Spark Window Functions 有下列的属性
- 在一组行上面执行计算,这一组行称为Frame
- 每行row对应一个Frame
- 给每行返回一个新的值通过aggregate/window 函数
- 能够使用SQL 语法或者DataFrame API
1、创建一个简单的数据集
from pyspark.sql import Window
from pyspark.sql.types import *
from pyspark.sql.functions import *
empsalary_data = [
("sales", 1, "Alice", 5000, ["game", "ski"]),
("personnel", 2, "Olivia", 3900, ["game", "ski"]),
("sales", 3, "Ella", 4800, ["skate", "ski"]),
("sales", 4, "Ebba", 4800, ["game", "ski"]),
("personnel", 5, "Lilly", 3500, ["climb", "ski"]),
("develop", 7, "Astrid", 4200, ["game", "ski"]),
("develop", 8, "Saga", 6000, ["kajak", "ski"]),
("develop", 9, "Freja", 4500, ["game", "kajak"]),
("develop", 10, "Wilma", 5200, ["game", "ski"]),
("develop", 11, "Maja", 5200, ["game", "farming"])]
empsalary=spark.createDataFrame(empsalary_data,
schema=["depName", "empNo", "name", "salary", "hobby"])
empsalary.show()
2、Spark Functions
在spark函数中,只有Aggregate Functions 能够和 Window Functions搭配使用
其他类别的函数不能应用于Spark Window中,例如下面的一个例子,使用了函数array_contains,(collection functions的一种),spark会报错
overCategory = Window.partitionBy("depName")

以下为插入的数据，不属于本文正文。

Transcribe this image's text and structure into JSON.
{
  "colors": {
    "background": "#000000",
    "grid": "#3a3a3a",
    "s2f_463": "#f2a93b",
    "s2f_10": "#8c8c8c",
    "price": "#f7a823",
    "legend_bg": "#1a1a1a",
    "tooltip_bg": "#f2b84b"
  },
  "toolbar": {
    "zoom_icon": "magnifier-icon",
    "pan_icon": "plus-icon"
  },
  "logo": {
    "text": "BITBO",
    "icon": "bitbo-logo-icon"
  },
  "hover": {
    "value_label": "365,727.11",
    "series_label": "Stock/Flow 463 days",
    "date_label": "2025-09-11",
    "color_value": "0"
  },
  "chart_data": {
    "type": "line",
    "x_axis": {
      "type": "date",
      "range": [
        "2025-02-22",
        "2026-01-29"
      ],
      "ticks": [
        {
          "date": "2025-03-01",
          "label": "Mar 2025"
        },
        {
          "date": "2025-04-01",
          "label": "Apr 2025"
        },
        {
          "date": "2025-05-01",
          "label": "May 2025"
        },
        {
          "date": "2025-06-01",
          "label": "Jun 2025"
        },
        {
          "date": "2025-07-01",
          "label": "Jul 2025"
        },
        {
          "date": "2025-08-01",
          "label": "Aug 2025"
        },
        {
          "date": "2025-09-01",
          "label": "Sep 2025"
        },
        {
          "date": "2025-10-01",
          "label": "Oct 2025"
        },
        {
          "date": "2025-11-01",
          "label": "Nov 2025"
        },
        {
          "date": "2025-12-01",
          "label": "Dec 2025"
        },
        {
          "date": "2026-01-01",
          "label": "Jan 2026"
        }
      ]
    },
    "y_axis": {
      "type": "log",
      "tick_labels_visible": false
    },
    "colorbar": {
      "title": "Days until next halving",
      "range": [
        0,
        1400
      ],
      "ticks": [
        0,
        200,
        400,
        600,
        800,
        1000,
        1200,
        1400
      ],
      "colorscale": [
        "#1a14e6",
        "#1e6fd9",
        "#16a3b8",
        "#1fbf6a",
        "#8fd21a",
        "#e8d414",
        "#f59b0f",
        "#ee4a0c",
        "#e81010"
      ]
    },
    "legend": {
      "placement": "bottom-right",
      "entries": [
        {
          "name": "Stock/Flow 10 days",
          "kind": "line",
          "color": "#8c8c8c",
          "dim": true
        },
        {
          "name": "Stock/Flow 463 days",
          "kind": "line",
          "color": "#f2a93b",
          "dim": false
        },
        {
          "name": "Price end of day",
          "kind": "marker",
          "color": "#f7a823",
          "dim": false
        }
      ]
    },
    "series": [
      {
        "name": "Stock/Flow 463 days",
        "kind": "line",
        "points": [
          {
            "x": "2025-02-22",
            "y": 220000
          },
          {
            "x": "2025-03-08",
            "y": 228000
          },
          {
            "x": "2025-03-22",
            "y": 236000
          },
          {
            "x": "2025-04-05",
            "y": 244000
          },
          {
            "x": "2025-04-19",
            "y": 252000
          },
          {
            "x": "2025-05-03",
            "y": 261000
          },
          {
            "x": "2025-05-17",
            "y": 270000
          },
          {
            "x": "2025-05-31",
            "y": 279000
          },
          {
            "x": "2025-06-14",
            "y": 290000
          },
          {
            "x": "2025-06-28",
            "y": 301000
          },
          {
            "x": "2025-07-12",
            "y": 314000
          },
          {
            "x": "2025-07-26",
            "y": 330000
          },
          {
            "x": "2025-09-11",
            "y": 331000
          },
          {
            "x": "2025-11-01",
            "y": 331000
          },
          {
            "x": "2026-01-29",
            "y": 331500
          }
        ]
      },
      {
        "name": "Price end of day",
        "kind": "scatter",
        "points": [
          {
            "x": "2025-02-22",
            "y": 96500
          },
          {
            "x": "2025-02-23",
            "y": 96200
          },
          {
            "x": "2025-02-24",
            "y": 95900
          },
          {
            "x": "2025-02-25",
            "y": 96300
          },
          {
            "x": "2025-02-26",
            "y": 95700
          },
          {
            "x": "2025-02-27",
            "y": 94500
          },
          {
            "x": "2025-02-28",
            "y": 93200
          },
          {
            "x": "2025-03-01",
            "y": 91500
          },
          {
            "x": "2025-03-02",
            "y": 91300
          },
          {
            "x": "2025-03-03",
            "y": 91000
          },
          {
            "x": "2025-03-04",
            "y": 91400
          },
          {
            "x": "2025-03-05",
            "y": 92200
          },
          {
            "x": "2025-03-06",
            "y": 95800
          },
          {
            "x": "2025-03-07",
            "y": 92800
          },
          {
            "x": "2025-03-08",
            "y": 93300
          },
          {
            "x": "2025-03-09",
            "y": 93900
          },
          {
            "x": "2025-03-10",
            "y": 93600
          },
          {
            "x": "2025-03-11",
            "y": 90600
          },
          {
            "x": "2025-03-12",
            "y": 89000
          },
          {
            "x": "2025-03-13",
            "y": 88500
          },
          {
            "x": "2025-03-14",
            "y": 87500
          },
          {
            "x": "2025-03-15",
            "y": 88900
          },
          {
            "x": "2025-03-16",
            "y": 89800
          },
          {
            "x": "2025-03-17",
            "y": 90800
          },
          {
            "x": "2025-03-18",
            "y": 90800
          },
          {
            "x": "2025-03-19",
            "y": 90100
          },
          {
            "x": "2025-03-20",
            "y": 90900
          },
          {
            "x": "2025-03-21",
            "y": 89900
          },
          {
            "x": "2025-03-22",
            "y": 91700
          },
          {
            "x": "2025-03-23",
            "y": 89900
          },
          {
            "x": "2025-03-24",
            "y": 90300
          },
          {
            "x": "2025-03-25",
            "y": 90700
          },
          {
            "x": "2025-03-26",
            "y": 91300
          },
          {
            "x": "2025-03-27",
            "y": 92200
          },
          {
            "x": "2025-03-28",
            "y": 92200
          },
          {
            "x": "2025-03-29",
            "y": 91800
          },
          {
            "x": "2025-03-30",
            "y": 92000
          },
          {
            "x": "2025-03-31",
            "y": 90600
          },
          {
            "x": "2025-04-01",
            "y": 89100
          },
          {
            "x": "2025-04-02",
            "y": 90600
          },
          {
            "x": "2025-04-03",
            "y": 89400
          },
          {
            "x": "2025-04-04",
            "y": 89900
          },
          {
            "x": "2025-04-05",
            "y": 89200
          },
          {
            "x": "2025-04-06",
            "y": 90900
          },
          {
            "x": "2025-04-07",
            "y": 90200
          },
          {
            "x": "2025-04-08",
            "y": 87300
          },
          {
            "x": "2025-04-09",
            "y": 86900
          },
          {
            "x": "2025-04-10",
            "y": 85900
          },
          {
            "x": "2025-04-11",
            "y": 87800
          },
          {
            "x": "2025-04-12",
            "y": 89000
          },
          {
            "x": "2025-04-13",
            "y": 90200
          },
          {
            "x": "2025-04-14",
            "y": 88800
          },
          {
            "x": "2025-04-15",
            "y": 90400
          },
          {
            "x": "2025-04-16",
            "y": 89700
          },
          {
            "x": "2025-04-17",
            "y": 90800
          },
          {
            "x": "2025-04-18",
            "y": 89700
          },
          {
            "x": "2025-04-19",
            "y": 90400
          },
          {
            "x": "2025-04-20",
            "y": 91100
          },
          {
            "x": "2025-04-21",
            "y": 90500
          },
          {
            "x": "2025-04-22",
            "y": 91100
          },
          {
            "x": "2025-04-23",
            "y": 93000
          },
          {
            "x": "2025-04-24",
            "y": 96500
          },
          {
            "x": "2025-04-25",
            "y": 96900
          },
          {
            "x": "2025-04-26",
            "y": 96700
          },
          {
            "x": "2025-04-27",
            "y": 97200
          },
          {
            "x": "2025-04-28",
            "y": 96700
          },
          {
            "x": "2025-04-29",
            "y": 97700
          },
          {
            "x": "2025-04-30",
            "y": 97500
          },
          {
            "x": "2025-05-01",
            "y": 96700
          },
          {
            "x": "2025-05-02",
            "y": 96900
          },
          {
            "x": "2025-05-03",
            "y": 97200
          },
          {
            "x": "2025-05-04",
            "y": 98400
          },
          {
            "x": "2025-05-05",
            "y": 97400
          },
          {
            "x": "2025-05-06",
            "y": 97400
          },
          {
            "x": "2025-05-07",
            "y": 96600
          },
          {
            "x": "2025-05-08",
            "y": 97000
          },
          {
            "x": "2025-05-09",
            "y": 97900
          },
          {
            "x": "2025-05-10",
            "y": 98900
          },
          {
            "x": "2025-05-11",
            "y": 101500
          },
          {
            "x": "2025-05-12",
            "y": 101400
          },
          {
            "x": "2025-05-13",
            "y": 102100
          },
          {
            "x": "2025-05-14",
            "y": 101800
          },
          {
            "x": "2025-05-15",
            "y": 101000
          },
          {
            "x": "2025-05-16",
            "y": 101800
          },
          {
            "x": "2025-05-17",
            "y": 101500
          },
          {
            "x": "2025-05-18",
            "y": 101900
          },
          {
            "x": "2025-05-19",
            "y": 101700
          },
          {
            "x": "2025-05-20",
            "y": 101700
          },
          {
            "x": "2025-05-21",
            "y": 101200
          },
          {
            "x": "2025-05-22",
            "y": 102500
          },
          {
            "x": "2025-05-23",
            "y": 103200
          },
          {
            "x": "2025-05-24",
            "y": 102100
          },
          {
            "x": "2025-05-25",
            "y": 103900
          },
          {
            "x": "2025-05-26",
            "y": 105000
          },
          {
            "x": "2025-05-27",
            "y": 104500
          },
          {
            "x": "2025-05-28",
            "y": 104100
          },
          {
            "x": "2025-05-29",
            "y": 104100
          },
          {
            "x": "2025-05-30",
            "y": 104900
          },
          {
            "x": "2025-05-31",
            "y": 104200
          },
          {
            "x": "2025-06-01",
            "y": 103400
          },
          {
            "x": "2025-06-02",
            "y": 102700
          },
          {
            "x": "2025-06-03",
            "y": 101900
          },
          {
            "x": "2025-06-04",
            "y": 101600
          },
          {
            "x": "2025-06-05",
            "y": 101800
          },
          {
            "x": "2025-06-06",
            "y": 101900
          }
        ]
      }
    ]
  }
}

df = empsalary.withColumn(
"average_salary_in_dep",array_contains(col("hobby"),"game").over(overCategory)).withColumn("total_salary_in_dep",sum("salary").over(overCategory))
df.show()
## pyspark.sql.functions.array_contains(col,value)
## Collection 函数,return True if the array contains the given value.The collection elements and value must be of the same type
df = spark.createDataFrame([(['a', 'b', 'c'],),([],)],['data'])
df.select(array_contains(df.data,'a')).collect()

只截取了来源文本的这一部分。